Sözüer E M, Akyürek N, Kafali M E, Yildirim C
Erciyes University, Medical Faculty, General Surgery Department, Kayseri, Turkey.
Eur J Emerg Med. 1998 Jun;5(2):231-4.
Diagnostic peritoneal lavage (DPL) is an accepted method for evaluating patients with suspected intra-abdominal injury, especially in those with blunt abdominal trauma for whom early operative intervention may be life-saving. To evaluate this method in blunt abdominal trauma victims, we prospectively studied 2010 patients with blunt abdominal trauma who underwent DPL between 1978 and 1996 in our emergency department (at the regional tertiary university medical centre). The patients were then divided into three groups based on their DPL results. Of the total of 2010 patients, 719 (35.8%) met the criteria for positive DPL, indicating the need for laparotomy; 1213 (60.3%) had a negative DPL; and the remainder (78 patients, 3.9%) had equivocal DPL results. All the patients with positive DPL underwent emergency laparotomies which were therapeutic in 547 (76.1%) and non-therapeutic in 156 (21.7%) who had intra-abdominal haemorrhage. Sixteen patients out of 719 (2.2%) had no organ injuries in explorative laparotomy. When the 2010 cases in this study were evaluated, overall rates of specificity, sensitivity and positive predictive rates were found to be 87.3%, 96.3% and 76.1% respectively; the false positive rate was 23.9%, the false negative rate 1.8% and the negative predictive value 98.2%. Complications related to DPL developed in 31 patients (1.5%) out of the 2010 undergoing DPL. It is evident from the results that DPL is a reliable method.
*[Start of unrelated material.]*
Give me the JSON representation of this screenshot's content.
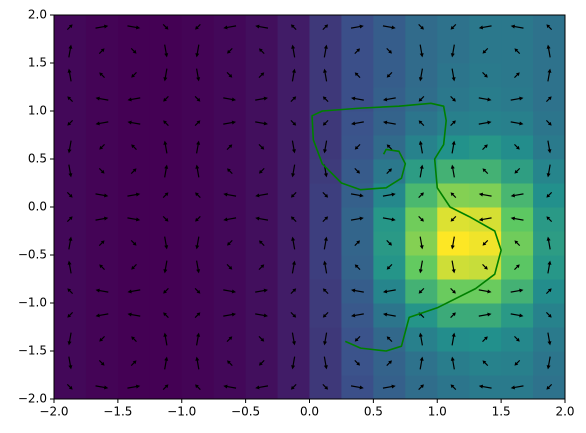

However, the criteria for positive DPL should be re-assessed based on the fact that the method itself had a false positivity rate of 23.9% leading to unnecessary operations.
诊断性腹腔灌洗(DPL)是评估疑似腹腔内损伤患者的一种公认方法,尤其是对于腹部钝性创伤患者,早期手术干预可能挽救生命。为了评估该方法在腹部钝性创伤受害者中的应用,我们前瞻性研究了1978年至1996年间在我们急诊科(地区三级大学医学中心)接受DPL的2010例腹部钝性创伤患者。然后根据DPL结果将患者分为三组。在总共2010例患者中,719例(35.8%)符合DPL阳性标准,表明需要进行剖腹手术;1213例(60.3%)DPL结果为阴性;其余78例(3.9%)DPL结果不明确。所有DPL阳性的患者均接受了急诊剖腹手术,其中547例(76.1%)手术治疗有效,156例(21.7%)有腹腔内出血但手术无效。719例中有16例(2.2%)在探查性剖腹手术中未发现器官损伤。当对本研究中的2010例病例进行评估时,发现总体特异性、敏感性和阳性预测率分别为87.3%、96.3%和76.1%;假阳性率为23.9%,假阴性率为1.8%,阴性预测值为98.2%。在接受DPL的2010例患者中,有31例(1.5%)发生了与DPL相关的并发症。结果表明DPL是一种可靠的方法。然而,鉴于该方法本身有23.9%的假阳性率导致不必要的手术,DPL阳性标准应重新评估。